DoclingDocument Input Example¶

Overview¶

This example demonstrates how to process pre-converted DoclingDocument JSON files, enabling reprocessing of documents without re-running OCR or document conversion.

Time: 10 minutes

Use Case: BillingDocument Reprocessing¶

Reprocess a previously converted invoice document with a different template or extraction strategy, without re-running expensive OCR operations.

Document Source¶

File: invoice_docling.json

Type: DoclingDocument JSON

Content: Pre-processed invoice with structure, text, and layout information.

Creating DoclingDocument Files¶

Method 1: Export from Docling Graph¶

# First run: Convert PDF and export DoclingDocument
uv run docling-graph convert invoice.pdf \
    --template "templates.billing_document.BillingDocument" \
    --export-docling-json

# This creates: outputs/invoice_docling.json

Method 2: Use Docling Directly¶

from docling.document_converter import DocumentConverter

# Convert document with Docling
converter = DocumentConverter()
result = converter.convert("invoice.pdf")

# Export DoclingDocument
with open("invoice_docling.json", "w") as f:
    f.write(result.document.model_dump_json(indent=2))

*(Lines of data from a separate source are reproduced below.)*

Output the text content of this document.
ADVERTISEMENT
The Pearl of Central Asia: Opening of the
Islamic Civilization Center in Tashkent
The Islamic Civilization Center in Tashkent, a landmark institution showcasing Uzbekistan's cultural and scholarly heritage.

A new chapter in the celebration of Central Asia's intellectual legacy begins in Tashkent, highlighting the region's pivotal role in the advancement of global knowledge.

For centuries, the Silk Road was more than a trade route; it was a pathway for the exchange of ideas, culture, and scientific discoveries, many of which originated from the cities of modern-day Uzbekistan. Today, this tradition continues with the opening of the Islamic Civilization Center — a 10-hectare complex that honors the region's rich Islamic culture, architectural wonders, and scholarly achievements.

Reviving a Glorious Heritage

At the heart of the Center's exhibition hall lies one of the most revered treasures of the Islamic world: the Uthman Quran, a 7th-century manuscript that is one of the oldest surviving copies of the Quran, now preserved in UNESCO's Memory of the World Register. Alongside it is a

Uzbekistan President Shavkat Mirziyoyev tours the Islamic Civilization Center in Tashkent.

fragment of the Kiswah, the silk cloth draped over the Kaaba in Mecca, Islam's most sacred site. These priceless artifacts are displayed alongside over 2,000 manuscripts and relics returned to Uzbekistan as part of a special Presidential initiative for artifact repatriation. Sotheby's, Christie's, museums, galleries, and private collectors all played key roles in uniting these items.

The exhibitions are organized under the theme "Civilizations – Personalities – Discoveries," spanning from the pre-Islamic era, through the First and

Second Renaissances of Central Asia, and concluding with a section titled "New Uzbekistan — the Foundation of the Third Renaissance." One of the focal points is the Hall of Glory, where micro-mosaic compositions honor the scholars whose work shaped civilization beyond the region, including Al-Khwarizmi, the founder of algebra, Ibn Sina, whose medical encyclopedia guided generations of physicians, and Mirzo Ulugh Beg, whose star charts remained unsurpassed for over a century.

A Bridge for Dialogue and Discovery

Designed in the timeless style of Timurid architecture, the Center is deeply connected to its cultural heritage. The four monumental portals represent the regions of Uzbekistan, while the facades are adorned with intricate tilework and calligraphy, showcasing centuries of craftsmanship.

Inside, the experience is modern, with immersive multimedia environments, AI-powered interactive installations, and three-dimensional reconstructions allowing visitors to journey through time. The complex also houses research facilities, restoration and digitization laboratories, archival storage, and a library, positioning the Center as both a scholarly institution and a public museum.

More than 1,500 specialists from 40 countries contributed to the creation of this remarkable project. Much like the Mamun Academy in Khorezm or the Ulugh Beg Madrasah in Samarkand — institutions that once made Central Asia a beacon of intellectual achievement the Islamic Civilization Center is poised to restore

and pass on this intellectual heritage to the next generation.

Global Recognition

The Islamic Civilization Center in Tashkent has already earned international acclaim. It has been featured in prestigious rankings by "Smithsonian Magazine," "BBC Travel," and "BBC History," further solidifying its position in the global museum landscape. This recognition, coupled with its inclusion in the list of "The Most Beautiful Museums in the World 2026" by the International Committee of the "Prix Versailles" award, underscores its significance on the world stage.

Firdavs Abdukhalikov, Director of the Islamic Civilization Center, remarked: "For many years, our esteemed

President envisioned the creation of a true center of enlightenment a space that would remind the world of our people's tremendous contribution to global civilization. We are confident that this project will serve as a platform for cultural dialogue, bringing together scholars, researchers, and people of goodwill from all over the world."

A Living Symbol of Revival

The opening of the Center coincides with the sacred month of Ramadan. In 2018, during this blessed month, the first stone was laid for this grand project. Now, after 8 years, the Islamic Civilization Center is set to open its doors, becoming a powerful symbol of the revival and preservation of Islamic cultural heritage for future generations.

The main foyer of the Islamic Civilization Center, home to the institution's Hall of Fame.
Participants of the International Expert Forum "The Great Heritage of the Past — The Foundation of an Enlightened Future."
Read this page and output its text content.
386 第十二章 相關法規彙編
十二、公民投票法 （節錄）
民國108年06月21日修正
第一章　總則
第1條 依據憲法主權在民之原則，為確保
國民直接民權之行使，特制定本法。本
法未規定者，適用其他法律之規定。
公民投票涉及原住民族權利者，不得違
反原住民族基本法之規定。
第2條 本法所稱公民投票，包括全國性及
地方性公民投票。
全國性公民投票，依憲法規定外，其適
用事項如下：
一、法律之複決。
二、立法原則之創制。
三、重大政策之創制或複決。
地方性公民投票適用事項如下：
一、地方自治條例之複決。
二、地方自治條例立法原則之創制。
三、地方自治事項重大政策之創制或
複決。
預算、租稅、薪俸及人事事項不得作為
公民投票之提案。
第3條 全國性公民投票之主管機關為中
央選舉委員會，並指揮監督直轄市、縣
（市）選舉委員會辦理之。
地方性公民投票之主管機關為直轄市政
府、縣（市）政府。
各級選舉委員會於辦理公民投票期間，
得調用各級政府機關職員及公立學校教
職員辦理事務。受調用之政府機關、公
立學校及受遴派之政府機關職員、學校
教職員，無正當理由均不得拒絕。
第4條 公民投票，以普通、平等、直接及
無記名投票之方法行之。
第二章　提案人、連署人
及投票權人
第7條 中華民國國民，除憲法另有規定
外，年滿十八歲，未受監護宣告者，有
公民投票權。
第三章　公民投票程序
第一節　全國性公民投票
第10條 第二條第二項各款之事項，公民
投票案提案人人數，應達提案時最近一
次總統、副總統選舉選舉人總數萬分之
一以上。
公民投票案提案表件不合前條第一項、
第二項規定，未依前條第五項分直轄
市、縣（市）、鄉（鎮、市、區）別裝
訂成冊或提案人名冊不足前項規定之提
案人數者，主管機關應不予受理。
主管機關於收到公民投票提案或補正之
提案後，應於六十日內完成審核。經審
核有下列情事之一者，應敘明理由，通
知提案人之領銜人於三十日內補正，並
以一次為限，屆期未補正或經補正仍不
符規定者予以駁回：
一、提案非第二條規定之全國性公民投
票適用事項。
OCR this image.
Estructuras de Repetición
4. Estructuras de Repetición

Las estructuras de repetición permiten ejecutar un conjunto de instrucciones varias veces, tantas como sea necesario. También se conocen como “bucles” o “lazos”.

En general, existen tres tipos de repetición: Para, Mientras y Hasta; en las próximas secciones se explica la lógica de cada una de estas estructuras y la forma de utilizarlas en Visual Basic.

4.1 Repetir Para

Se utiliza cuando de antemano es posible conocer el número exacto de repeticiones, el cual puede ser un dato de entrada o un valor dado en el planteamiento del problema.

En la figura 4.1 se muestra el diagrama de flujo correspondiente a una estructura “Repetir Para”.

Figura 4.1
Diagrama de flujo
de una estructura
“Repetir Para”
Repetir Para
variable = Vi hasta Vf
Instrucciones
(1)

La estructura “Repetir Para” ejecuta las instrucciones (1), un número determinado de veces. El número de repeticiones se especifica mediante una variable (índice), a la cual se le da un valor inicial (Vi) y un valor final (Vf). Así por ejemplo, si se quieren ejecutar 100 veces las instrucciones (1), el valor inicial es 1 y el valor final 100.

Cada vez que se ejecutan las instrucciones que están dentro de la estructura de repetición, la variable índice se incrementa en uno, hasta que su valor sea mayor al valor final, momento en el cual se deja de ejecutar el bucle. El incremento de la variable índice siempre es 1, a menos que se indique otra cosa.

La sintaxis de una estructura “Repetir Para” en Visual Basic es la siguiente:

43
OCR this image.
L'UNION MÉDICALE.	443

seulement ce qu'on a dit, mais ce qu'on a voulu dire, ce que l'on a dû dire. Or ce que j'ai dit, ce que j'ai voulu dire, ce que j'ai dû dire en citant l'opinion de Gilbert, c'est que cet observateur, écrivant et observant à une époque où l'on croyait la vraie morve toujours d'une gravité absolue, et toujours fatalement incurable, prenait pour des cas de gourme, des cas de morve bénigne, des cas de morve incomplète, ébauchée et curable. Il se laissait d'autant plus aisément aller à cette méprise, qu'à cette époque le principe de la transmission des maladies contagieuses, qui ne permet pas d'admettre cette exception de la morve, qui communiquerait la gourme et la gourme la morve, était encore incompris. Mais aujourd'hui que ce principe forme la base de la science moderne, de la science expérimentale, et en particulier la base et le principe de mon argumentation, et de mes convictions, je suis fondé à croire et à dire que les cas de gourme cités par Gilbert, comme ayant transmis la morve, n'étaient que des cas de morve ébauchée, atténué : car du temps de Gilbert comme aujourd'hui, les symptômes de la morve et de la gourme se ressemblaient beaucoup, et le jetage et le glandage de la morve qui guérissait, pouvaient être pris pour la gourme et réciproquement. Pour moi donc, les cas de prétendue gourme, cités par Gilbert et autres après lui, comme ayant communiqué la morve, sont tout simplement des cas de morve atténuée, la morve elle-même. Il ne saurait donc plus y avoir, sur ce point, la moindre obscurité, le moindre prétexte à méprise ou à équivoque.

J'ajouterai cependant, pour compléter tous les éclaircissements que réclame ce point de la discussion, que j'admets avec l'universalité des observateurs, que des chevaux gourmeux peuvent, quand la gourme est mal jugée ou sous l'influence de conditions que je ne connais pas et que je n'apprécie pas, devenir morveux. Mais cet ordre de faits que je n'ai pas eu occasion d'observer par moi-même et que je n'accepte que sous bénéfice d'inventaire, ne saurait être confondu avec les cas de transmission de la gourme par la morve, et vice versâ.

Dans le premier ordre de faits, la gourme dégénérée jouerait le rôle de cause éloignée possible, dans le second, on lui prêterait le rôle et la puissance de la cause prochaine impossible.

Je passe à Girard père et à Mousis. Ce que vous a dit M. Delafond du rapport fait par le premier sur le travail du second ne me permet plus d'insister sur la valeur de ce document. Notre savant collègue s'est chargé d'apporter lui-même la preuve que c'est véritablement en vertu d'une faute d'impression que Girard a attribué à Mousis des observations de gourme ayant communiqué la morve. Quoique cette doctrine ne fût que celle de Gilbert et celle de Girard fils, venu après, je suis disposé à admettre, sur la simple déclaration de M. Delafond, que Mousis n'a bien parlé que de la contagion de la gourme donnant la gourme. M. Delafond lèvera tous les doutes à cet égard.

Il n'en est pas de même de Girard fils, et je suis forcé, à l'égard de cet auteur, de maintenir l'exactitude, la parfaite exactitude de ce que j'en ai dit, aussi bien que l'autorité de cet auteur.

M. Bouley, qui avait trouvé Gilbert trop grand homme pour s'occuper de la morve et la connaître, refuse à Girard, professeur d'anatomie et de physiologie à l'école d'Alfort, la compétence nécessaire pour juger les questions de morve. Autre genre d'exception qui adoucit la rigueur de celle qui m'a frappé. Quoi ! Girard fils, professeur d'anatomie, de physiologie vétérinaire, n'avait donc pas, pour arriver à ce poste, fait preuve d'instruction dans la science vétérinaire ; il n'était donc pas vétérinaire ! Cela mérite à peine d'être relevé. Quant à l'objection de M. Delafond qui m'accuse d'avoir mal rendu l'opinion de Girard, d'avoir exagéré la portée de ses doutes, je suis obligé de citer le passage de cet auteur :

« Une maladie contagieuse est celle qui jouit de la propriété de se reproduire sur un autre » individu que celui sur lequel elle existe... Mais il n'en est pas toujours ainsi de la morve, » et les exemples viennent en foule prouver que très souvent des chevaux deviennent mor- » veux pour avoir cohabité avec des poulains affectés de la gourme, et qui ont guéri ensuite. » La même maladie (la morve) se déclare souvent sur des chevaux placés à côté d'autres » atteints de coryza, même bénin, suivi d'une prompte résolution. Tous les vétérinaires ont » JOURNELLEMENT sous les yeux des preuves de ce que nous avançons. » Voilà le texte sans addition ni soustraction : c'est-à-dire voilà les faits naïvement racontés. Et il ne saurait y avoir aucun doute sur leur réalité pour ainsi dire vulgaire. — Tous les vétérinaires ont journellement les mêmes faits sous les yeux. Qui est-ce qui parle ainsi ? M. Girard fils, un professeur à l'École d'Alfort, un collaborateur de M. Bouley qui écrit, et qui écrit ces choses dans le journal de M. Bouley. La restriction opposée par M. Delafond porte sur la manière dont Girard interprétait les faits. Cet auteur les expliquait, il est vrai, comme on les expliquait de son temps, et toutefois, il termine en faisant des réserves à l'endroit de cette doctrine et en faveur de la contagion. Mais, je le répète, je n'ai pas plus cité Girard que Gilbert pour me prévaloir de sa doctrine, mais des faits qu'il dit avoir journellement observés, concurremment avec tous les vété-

Method 3: Custom Pipeline¶

from docling_core.types.doc import DoclingDocument
import json

# Create custom DoclingDocument
doc = DoclingDocument(
    schema_name="DoclingDocument",
    version="1.0.0",
    name="custom_invoice",
    # ... add pages, body, furniture
)

# Save to JSON
with open("custom_docling.json", "w") as f:
    json.dump(doc.model_dump(), f, indent=2)

Template Definition¶

We'll use an invoice template for this example.

from pydantic import BaseModel, Field
from docling_graph.utils import edge

class Address(BaseModel):
    """Address component."""
    model_config = {'is_entity': False}

    street: str = Field(description="Street address")
    city: str = Field(description="City")
    postal_code: str = Field(description="Postal code")
    country: str = Field(description="Country")

class Company(BaseModel):
    """Company entity."""
    model_config = {
        'is_entity': True,
        'graph_id_fields': ['name']
    }

    name: str = Field(description="Company name")
    address: Address = Field(description="Company address")
    tax_id: str | None = Field(default=None, description="Tax ID")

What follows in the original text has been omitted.